I could reminisce about Yoyo for days on end, but let me close here with something I said hundreds of times, and I meant it every time.

Good, dog, Johann. Good dog.


namastenancy said...

What a beautiful post, written with such love.

Padre Mickey said...

Sweet story.

Karlacita! said...

Best. Dog. Evah! Johann made me a cat person, because there are no dogs in the world like him!

He also played Sand Monster in the summer, when we had the pool out in the front yard. He understood that if we were anywhere in the pool or on the ladder, we were safe.

And this may be apocryphal, but I remember a story of Yoyo's daily jaunts (this was before leash laws), where he'd walk on the sidewalk, wait at streetlights until the light was green, and then cross in the crosswalk. True?

I also remember that when we wanted to go somewhere without him, we'd walk down the street and yell: "Stay!" Which he would, but if we turned back, he'd be nearer to us, yet completely uninterested, as if he were just meandering in his own little world, smelling flowers, scratching, whatevs. We'd yell "Stay!" again, and he'd look a bit shocked, like, "Oh, I forgot you were there. Move along."

Matty Boy said...

I've had cats. I miss Johann, so I am still a dog person, though I know I can't keep a dog with my lifestyle.

Johann was known by name all over the island, even though he didn't have a tag. (No leash laws, no tags, it was the Stone Age.) I know this because he went on a long walk with me down to Lincoln Park, several miles from our home, and little kids knew his name throughout our trip.

He got around safely and I never saw evidence of him getting in fights.

I don't know how he did it, except that he was a remarkable creature.

Nelly Frittata said...

Your dog sounds like the Except my dog is the! Pure love.

Matty Boy said...

It's funny.

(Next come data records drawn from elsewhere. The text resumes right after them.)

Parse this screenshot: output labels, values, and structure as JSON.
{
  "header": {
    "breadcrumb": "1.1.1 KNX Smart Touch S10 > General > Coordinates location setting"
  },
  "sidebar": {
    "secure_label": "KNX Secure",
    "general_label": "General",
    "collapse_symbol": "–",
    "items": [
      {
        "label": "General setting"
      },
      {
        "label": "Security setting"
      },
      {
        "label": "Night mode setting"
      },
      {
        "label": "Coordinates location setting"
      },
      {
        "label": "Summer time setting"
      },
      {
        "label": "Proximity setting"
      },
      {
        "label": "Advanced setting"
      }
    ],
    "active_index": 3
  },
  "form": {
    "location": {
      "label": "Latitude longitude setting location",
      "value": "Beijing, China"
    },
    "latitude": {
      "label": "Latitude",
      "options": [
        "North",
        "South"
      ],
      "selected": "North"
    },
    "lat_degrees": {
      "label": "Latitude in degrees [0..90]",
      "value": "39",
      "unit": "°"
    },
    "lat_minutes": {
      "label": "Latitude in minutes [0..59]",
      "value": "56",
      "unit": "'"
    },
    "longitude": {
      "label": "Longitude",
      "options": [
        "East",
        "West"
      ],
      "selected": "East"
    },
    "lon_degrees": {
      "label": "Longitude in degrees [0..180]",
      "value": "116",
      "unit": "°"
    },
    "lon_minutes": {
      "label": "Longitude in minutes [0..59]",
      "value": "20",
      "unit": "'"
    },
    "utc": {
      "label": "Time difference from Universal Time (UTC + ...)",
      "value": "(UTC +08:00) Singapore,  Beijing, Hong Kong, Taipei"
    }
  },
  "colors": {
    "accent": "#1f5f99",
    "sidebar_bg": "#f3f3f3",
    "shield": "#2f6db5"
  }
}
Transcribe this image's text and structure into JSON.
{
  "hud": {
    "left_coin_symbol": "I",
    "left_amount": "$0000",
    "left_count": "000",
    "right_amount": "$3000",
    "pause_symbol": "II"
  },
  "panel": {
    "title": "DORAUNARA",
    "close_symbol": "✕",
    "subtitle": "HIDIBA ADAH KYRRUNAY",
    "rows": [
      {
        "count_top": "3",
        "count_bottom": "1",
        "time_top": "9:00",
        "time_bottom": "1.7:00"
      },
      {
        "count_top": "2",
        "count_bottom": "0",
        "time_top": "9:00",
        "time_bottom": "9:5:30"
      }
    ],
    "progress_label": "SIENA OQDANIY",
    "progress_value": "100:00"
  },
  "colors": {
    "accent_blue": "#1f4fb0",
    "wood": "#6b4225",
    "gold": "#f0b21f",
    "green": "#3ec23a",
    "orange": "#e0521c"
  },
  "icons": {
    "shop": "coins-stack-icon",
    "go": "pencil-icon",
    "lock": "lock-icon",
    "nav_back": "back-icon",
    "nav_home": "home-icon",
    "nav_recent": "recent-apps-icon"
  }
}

When I remember Johann, I don't remember how much I loved him or how much he loved me, but how often he surprised me.

I mean absolutely no disrespect when I say my feelings about him are like my feelings about Mina Millett. We are all unique, but with Johann and Mina, you saw there was a point to being unique.

I miss them both very much and was damn lucky to make both of their acquaintances.